What I like to do with some grounds like the under the car in the rear one is to sand it bare, make the connection and then clear coat the area so I can keep and eye on it and make sure it is still good and clean. It has worked so far.
One other thing to be aware of is the effect of dissimilar metal joints which can result in galvanic corrosion. It is best to use steel-to-steel, and keep the moisture out! Avoid using an aluminum-to-steel connection, especially where moisture may be present! Also, be aware that use of stainless parts can have this effect. Typically it is not a problem as stainless has similar conductive properties to steel (similar "nobility") but stainless steels vary tremendously in their composition - just my 10c
<http://www.alvordpolk.com/catalog/dept.asp?id=112>
Along with dielectric grease. Grounds should be good for another 30 yrs. After you get all the ground points fixed you may want to contact British Wiring for some new Lucar connectors. <http://www.britishwiring.com/CAT14_15.PDF>
A pack of #311 and #312 will do nicely.
Wow, thanks, lots of info.
Now I just have to find a decent size tube of dielectric grease. My local Canadian Tire only sells tiny little tubes you cut open - one time use kinda things.

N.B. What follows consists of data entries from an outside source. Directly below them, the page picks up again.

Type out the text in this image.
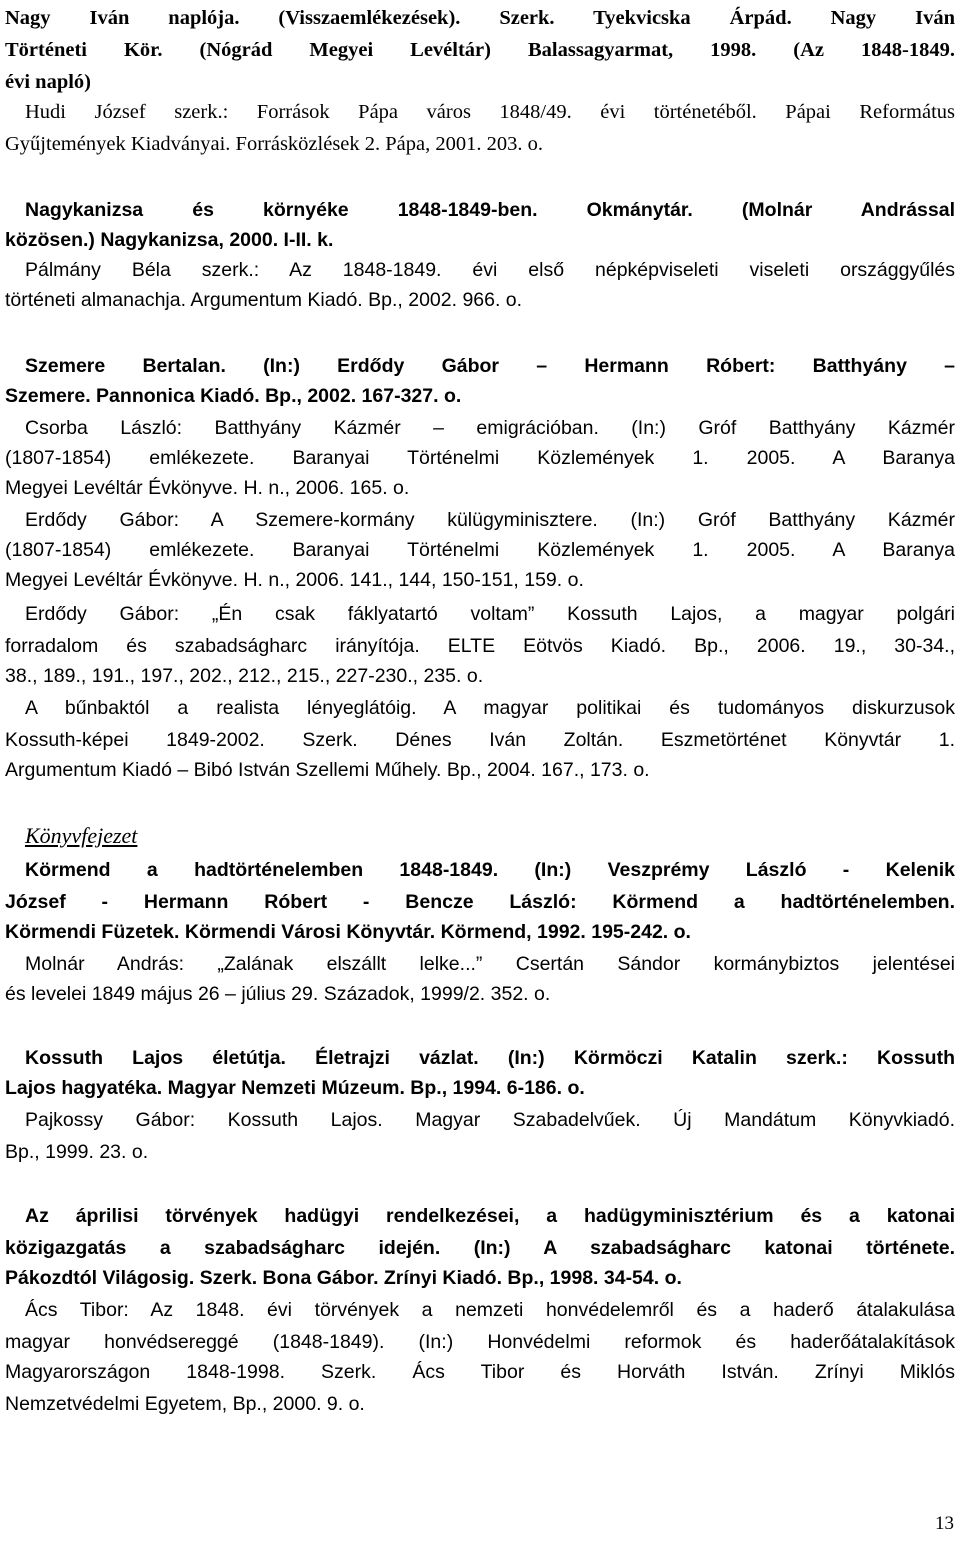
Nagy Iván naplója. (Visszaemlékezések). Szerk. Tyekvicska Árpád. Nagy Iván
Történeti Kör. (Nógrád Megyei Levéltár) Balassagyarmat, 1998. (Az 1848-1849.
évi napló)
Hudi József szerk.: Források Pápa város 1848/49. évi történetéből. Pápai Református
Gyűjtemények Kiadványai. Forrásközlések 2. Pápa, 2001. 203. o.
Nagykanizsa és környéke 1848-1849-ben. Okmánytár. (Molnár Andrással
közösen.) Nagykanizsa, 2000. I-II. k.
Pálmány Béla szerk.: Az 1848-1849. évi első népképviseleti viseleti országgyűlés
történeti almanachja. Argumentum Kiadó. Bp., 2002. 966. o.
Szemere Bertalan. (In:) Erdődy Gábor – Hermann Róbert: Batthyány –
Szemere. Pannonica Kiadó. Bp., 2002. 167-327. o.
Csorba László: Batthyány Kázmér – emigrációban. (In:) Gróf Batthyány Kázmér
(1807-1854) emlékezete. Baranyai Történelmi Közlemények 1. 2005. A Baranya
Megyei Levéltár Évkönyve. H. n., 2006. 165. o.
Erdődy Gábor: A Szemere-kormány külügyminisztere. (In:) Gróf Batthyány Kázmér
(1807-1854) emlékezete. Baranyai Történelmi Közlemények 1. 2005. A Baranya
Megyei Levéltár Évkönyve. H. n., 2006. 141., 144, 150-151, 159. o.
Erdődy Gábor: „Én csak fáklyatartó voltam” Kossuth Lajos, a magyar polgári
forradalom és szabadságharc irányítója. ELTE Eötvös Kiadó. Bp., 2006. 19., 30-34.,
38., 189., 191., 197., 202., 212., 215., 227-230., 235. o.
A bűnbaktól a realista lényeglátóig. A magyar politikai és tudományos diskurzusok
Kossuth-képei 1849-2002. Szerk. Dénes Iván Zoltán. Eszmetörténet Könyvtár 1.
Argumentum Kiadó – Bibó István Szellemi Műhely. Bp., 2004. 167., 173. o.
Körmend a hadtörténelemben 1848-1849. (In:) Veszprémy László - Kelenik
József - Hermann Róbert - Bencze László: Körmend a hadtörténelemben.
Körmendi Füzetek. Körmendi Városi Könyvtár. Körmend, 1992. 195-242. o.
Molnár András: „Zalának elszállt lelke...” Csertán Sándor kormánybiztos jelentései
és levelei 1849 május 26 – július 29. Századok, 1999/2. 352. o.
Kossuth Lajos életútja. Életrajzi vázlat. (In:) Körmöczi Katalin szerk.: Kossuth
Lajos hagyatéka. Magyar Nemzeti Múzeum. Bp., 1994. 6-186. o.
Pajkossy Gábor: Kossuth Lajos. Magyar Szabadelvűek. Új Mandátum Könyvkiadó.
Bp., 1999. 23. o.
Az áprilisi törvények hadügyi rendelkezései, a hadügyminisztérium és a katonai
közigazgatás a szabadságharc idején. (In:) A szabadságharc katonai története.
Pákozdtól Világosig. Szerk. Bona Gábor. Zrínyi Kiadó. Bp., 1998. 34-54. o.
Ács Tibor: Az 1848. évi törvények a nemzeti honvédelemről és a haderő átalakulása
magyar honvédsereggé (1848-1849). (In:) Honvédelmi reformok és haderőátalakítások
Magyarországon 1848-1998. Szerk. Ács Tibor és Horváth István. Zrínyi Miklós
Nemzetvédelmi Egyetem, Bp., 2000. 9. o.
Könyvfejezet
13
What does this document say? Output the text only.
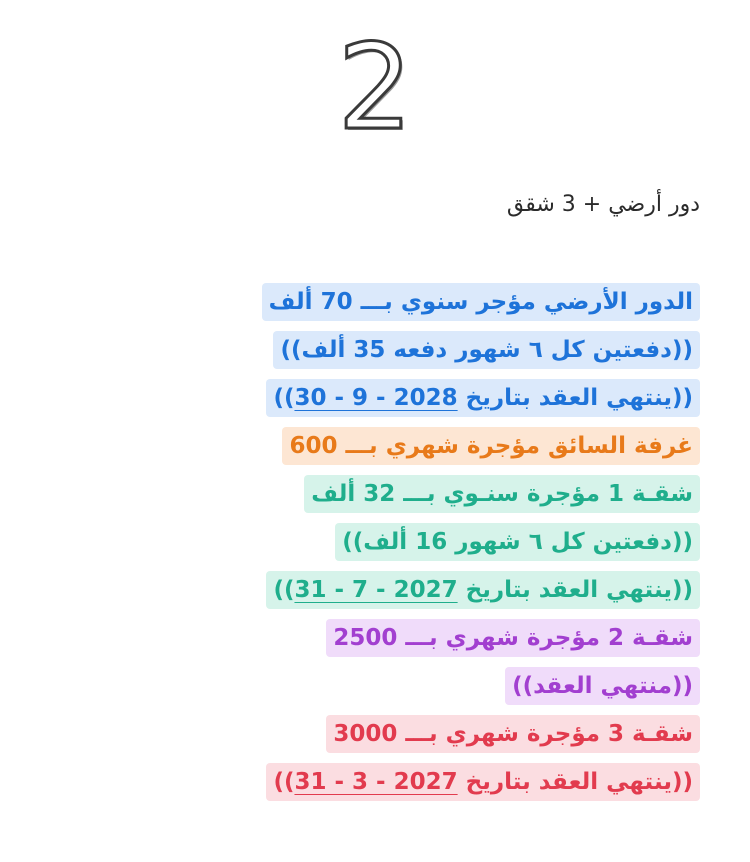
2
دور أرضي + 3 شقق
الدور الأرضي مؤجر سنوي بـــ 70 ألف
((دفعتين كل ٦ شهور دفعه 35 ألف))
((ينتهي العقد بتاريخ 30 - 9 - 2028))
غرفة السائق مؤجرة شهري بـــ 600
شقـة 1 مؤجرة سنـوي بـــ 32 ألف
((دفعتين كل ٦ شهور 16 ألف))
((ينتهي العقد بتاريخ 31 - 7 - 2027))
شقـة 2 مؤجرة شهري بـــ 2500
((منتهي العقد))
شقـة 3 مؤجرة شهري بـــ 3000
((ينتهي العقد بتاريخ 31 - 3 - 2027))
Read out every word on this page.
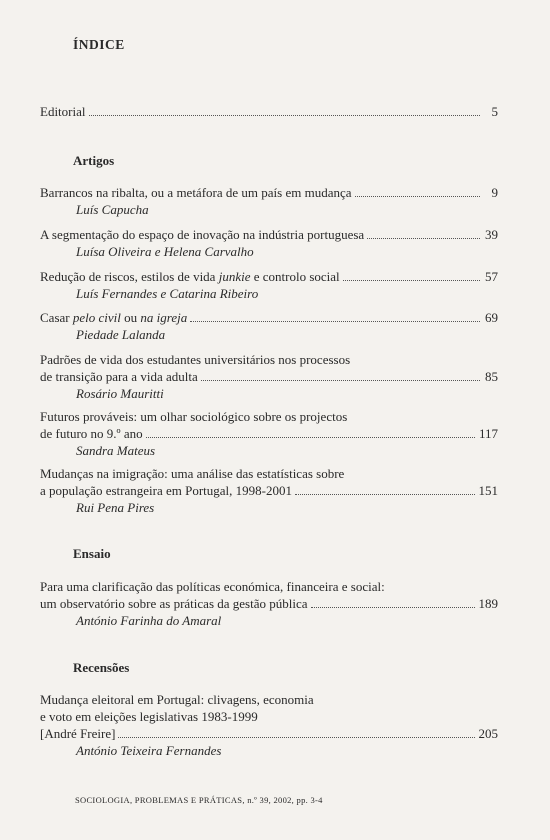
ÍNDICE
Editorial	5
Artigos
Barrancos na ribalta, ou a metáfora de um país em mudança	9
Luís Capucha
A segmentação do espaço de inovação na indústria portuguesa	39
Luísa Oliveira e Helena Carvalho
Redução de riscos, estilos de vida junkie e controlo social	57
Luís Fernandes e Catarina Ribeiro
Casar pelo civil ou na igreja	69
Piedade Lalanda
Padrões de vida dos estudantes universitários nos processos
de transição para a vida adulta	85
Rosário Mauritti
Futuros prováveis: um olhar sociológico sobre os projectos
de futuro no 9.º ano	117
Sandra Mateus
Mudanças na imigração: uma análise das estatísticas sobre
a população estrangeira em Portugal, 1998-2001	151
Rui Pena Pires
Ensaio
Para uma clarificação das políticas económica, financeira e social:
um observatório sobre as práticas da gestão pública	189
António Farinha do Amaral
Recensões
Mudança eleitoral em Portugal: clivagens, economia
e voto em eleições legislativas 1983-1999
[André Freire]	205
António Teixeira Fernandes
SOCIOLOGIA, PROBLEMAS E PRÁTICAS, n.º 39, 2002, pp. 3-4
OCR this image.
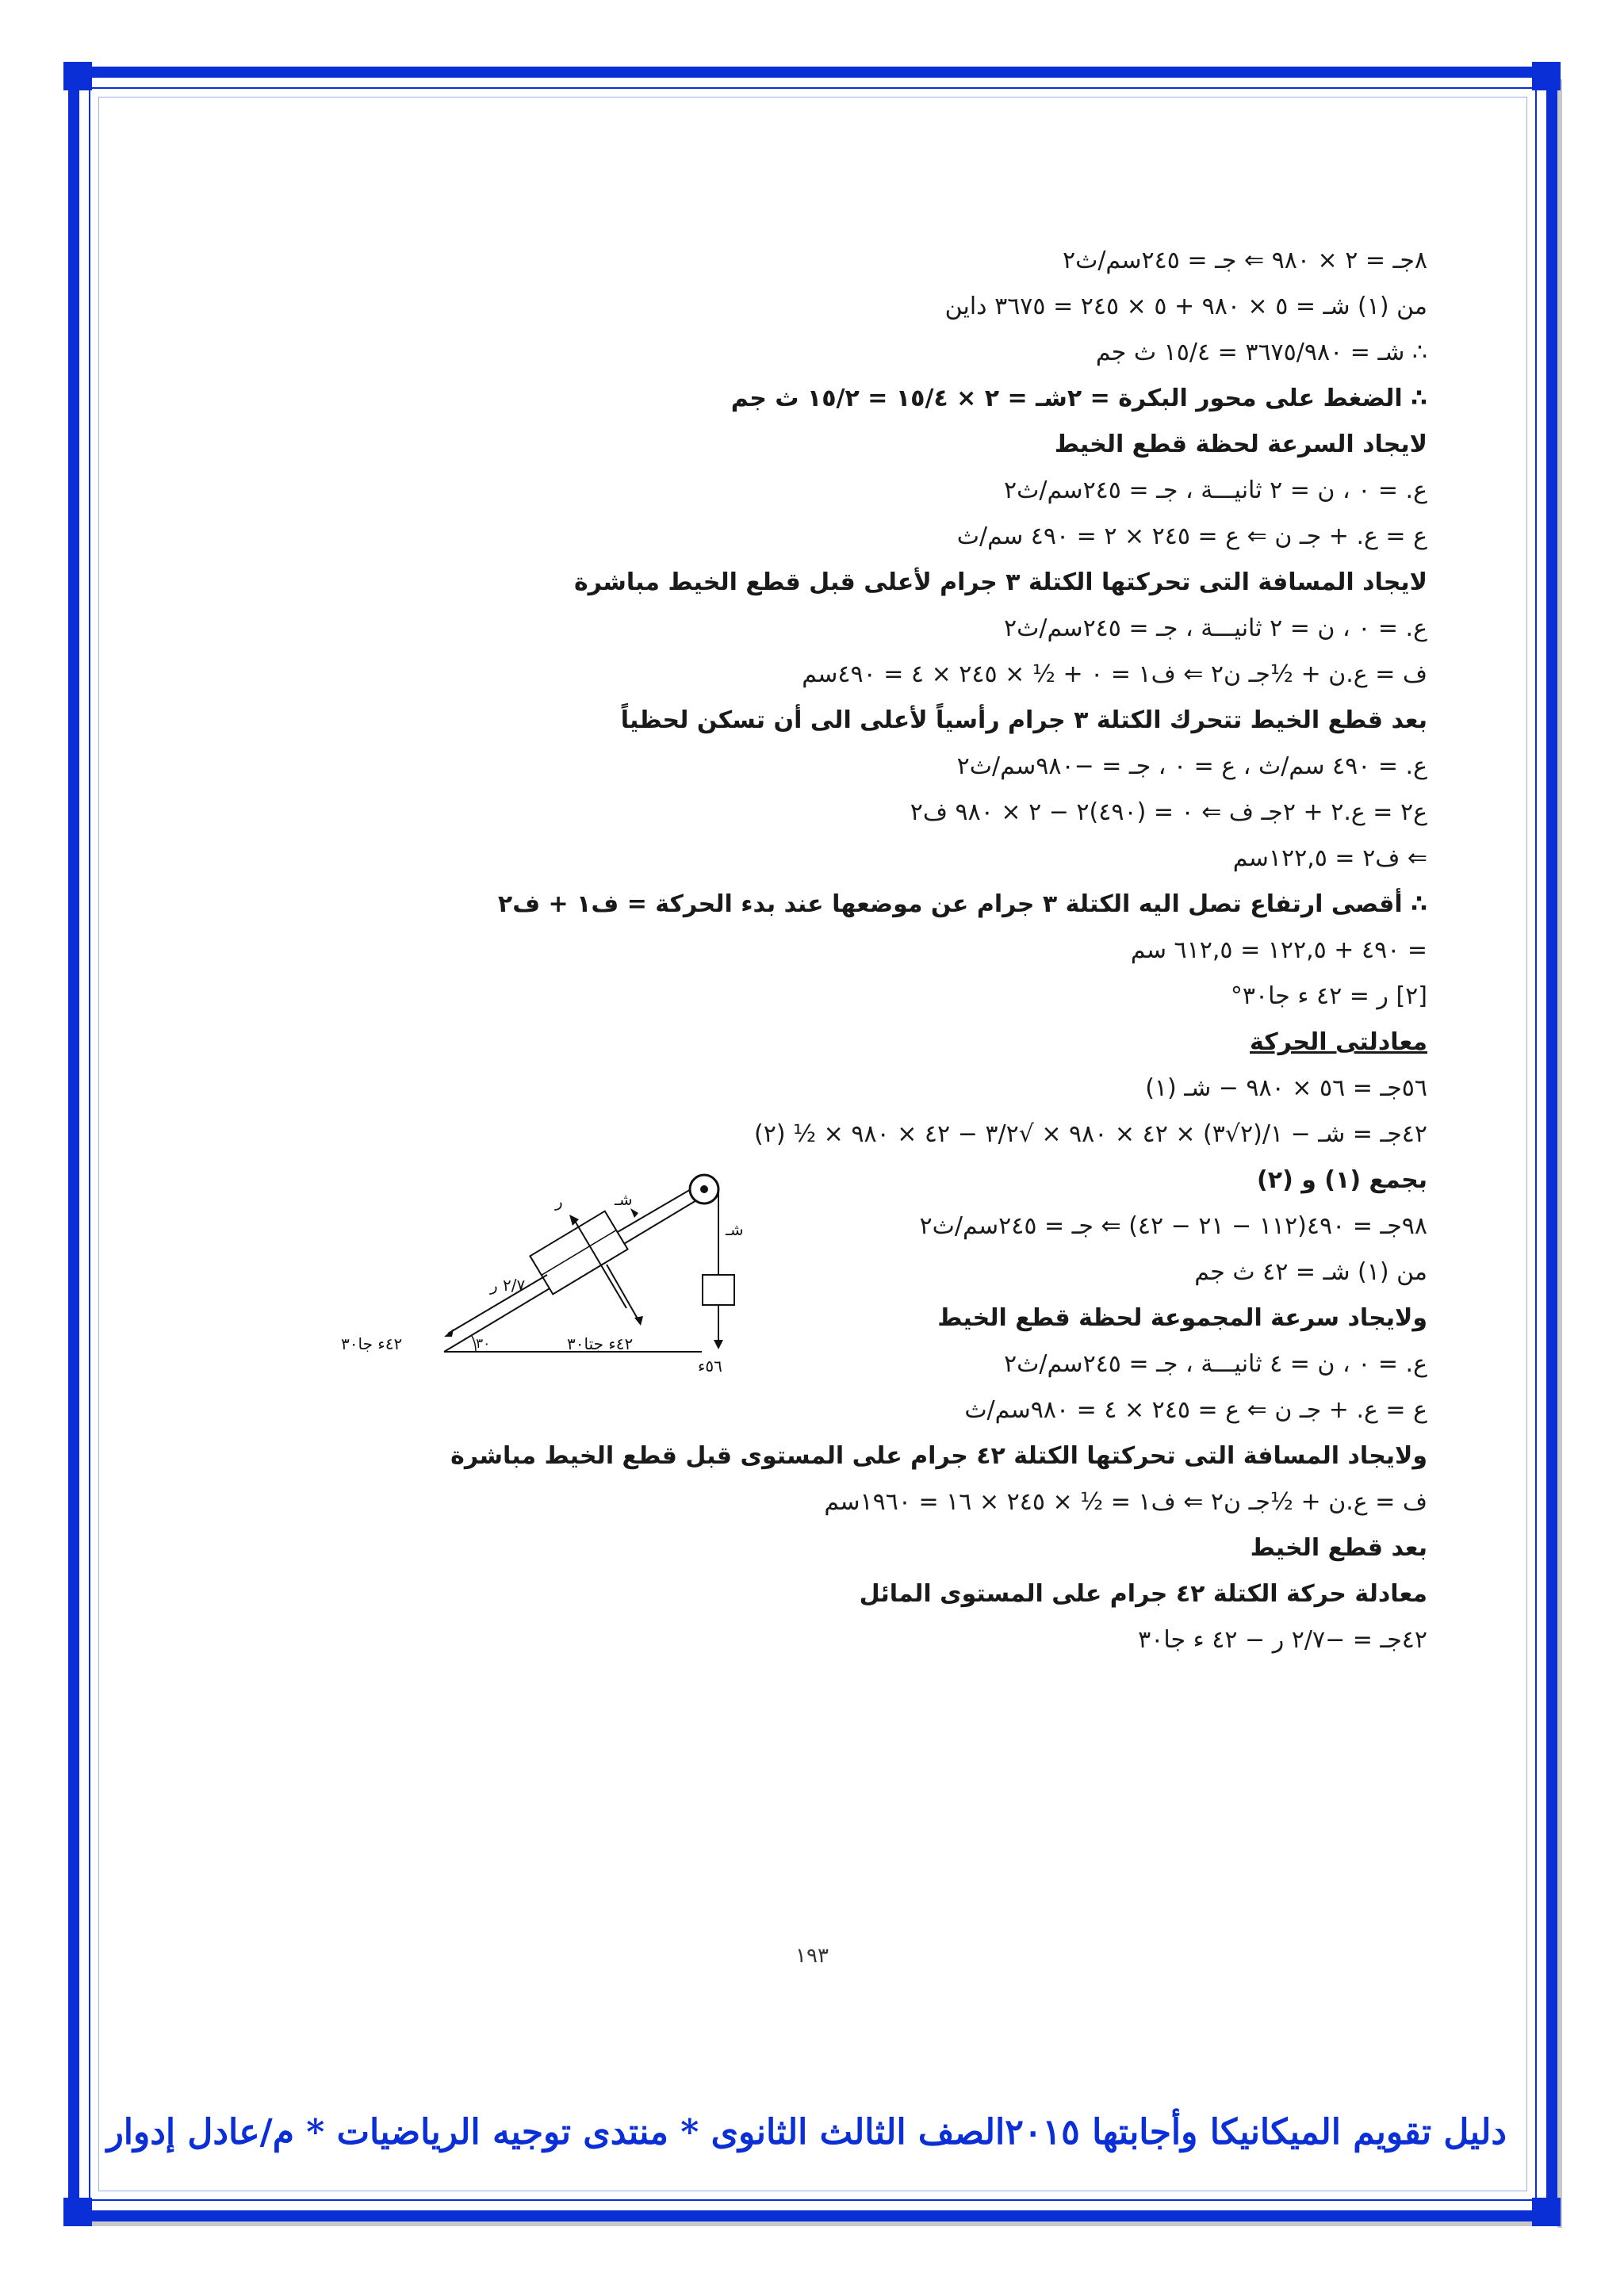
٨جـ = ٢ × ٩٨٠ ⇐ جـ = ٢٤٥سم/ث٢
من (١) شـ = ٥ × ٩٨٠ + ٥ × ٢٤٥ = ٣٦٧٥ داين
∴ شـ = ٣٦٧٥/٩٨٠ = ١٥/٤ ث جم
∴ الضغط على محور البكرة = ٢شـ = ٢ × ١٥/٤ = ١٥/٢ ث جم
لايجاد السرعة لحظة قطع الخيط
ع. = ٠ ، ن = ٢ ثانيـــة ، جـ = ٢٤٥سم/ث٢
ع = ع. + جـ ن ⇐ ع = ٢٤٥ × ٢ = ٤٩٠ سم/ث
لايجاد المسافة التى تحركتها الكتلة ٣ جرام لأعلى قبل قطع الخيط مباشرة
ع. = ٠ ، ن = ٢ ثانيـــة ، جـ = ٢٤٥سم/ث٢
ف = ع.ن + ½جـ ن٢ ⇐ ف١ = ٠ + ½ × ٢٤٥ × ٤ = ٤٩٠سم
بعد قطع الخيط تتحرك الكتلة ٣ جرام رأسياً لأعلى الى أن تسكن لحظياً
ع. = ٤٩٠ سم/ث ، ع = ٠ ، جـ = −٩٨٠سم/ث٢
ع٢ = ع.٢ + ٢جـ ف ⇐ ٠ = (٤٩٠)٢ − ٢ × ٩٨٠ ف٢
⇐ ف٢ = ١٢٢,٥سم
∴ أقصى ارتفاع تصل اليه الكتلة ٣ جرام عن موضعها عند بدء الحركة = ف١ + ف٢
= ٤٩٠ + ١٢٢,٥ = ٦١٢,٥ سم
[٢] ر = ٤٢ ء جا٣٠°
معادلتى الحركة
٥٦جـ = ٥٦ × ٩٨٠ − شـ (١)
٤٢جـ = شـ − ١/(٢√٣) × ٤٢ × ٩٨٠ × √٣/٢ − ٤٢ × ٩٨٠ × ½ (٢)
بجمع (١) و (٢)
٩٨جـ = ٤٩٠(١١٢ − ٢١ − ٤٢) ⇐ جـ = ٢٤٥سم/ث٢
من (١) شـ = ٤٢ ث جم
ولايجاد سرعة المجموعة لحظة قطع الخيط
ع. = ٠ ، ن = ٤ ثانيـــة ، جـ = ٢٤٥سم/ث٢
ع = ع. + جـ ن ⇐ ع = ٢٤٥ × ٤ = ٩٨٠سم/ث
ولايجاد المسافة التى تحركتها الكتلة ٤٢ جرام على المستوى قبل قطع الخيط مباشرة
ف = ع.ن + ½جـ ن٢ ⇐ ف١ = ½ × ٢٤٥ × ١٦ = ١٩٦٠سم
بعد قطع الخيط
معادلة حركة الكتلة ٤٢ جرام على المستوى المائل
٤٢جـ = −٢/٧ ر − ٤٢ ء جا٣٠
ر	شـ
شـ
٢/٧ ر
٤٢ء جا٣٠	٤٢ء جتا٣٠
٣٠
٥٦ء
١٩٣
دليل تقويم الميكانيكا وأجابتها ٢٠١٥الصف الثالث الثانوى * منتدى توجيه الرياضيات * م/عادل إدوار
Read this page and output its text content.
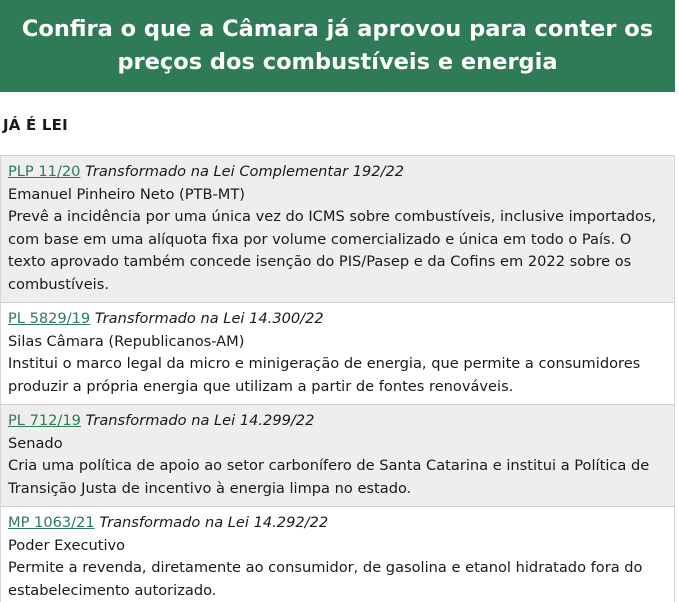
Confira o que a Câmara já aprovou para conter os preços dos combustíveis e energia
JÁ É LEI
PLP 11/20 Transformado na Lei Complementar 192/22
Emanuel Pinheiro Neto (PTB-MT)
Prevê a incidência por uma única vez do ICMS sobre combustíveis, inclusive importados, com base em uma alíquota fixa por volume comercializado e única em todo o País. O texto aprovado também concede isenção do PIS/Pasep e da Cofins em 2022 sobre os combustíveis.
PL 5829/19 Transformado na Lei 14.300/22
Silas Câmara (Republicanos-AM)
Institui o marco legal da micro e minigeração de energia, que permite a consumidores produzir a própria energia que utilizam a partir de fontes renováveis.
PL 712/19 Transformado na Lei 14.299/22
Senado
Cria uma política de apoio ao setor carbonífero de Santa Catarina e institui a Política de Transição Justa de incentivo à energia limpa no estado.
MP 1063/21 Transformado na Lei 14.292/22
Poder Executivo
Permite a revenda, diretamente ao consumidor, de gasolina e etanol hidratado fora do estabelecimento autorizado.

Al mentioned Vasiline. It works, comes in various sizes, and the store brand cost about $1 for a lifetime supply for your MG.
I don't mess with the high$ parts store dielectric grease.
Ed
I always thought a Englishman made a ground with a bare wire and a piece of chewing gum.
FWIW, the dim light on my B turned out to not be a ground after all, despite my best efforts to convince myself it was. It turns out it was a bad lucas connector going to the light subharness. Look right by the horns where there's a snakes nest of wires and connectors. Find the one for that bulb, and that's it... I do think it was the ground connector, not the power connector.
Thanks Baxter, if the clean up of the ground doesn't work I'll look at that. When you say a bad connector did you have to replace it or just clean it up?
I haven't looked at a wireing diagram yet but both my left from head light and left front running light are dim. I assumed it would be a common ground. I was going to clean up all the connections associated with the two anyway.
Steve D
'70B
when you get to bare metal and make the good ground, seal it with silicone over the entire connection a little dabwill do.
I'm going to replace it. Cleaning it was a waste of time. Lasted about two days. The connectors are too cheap to waste time trying to clean them.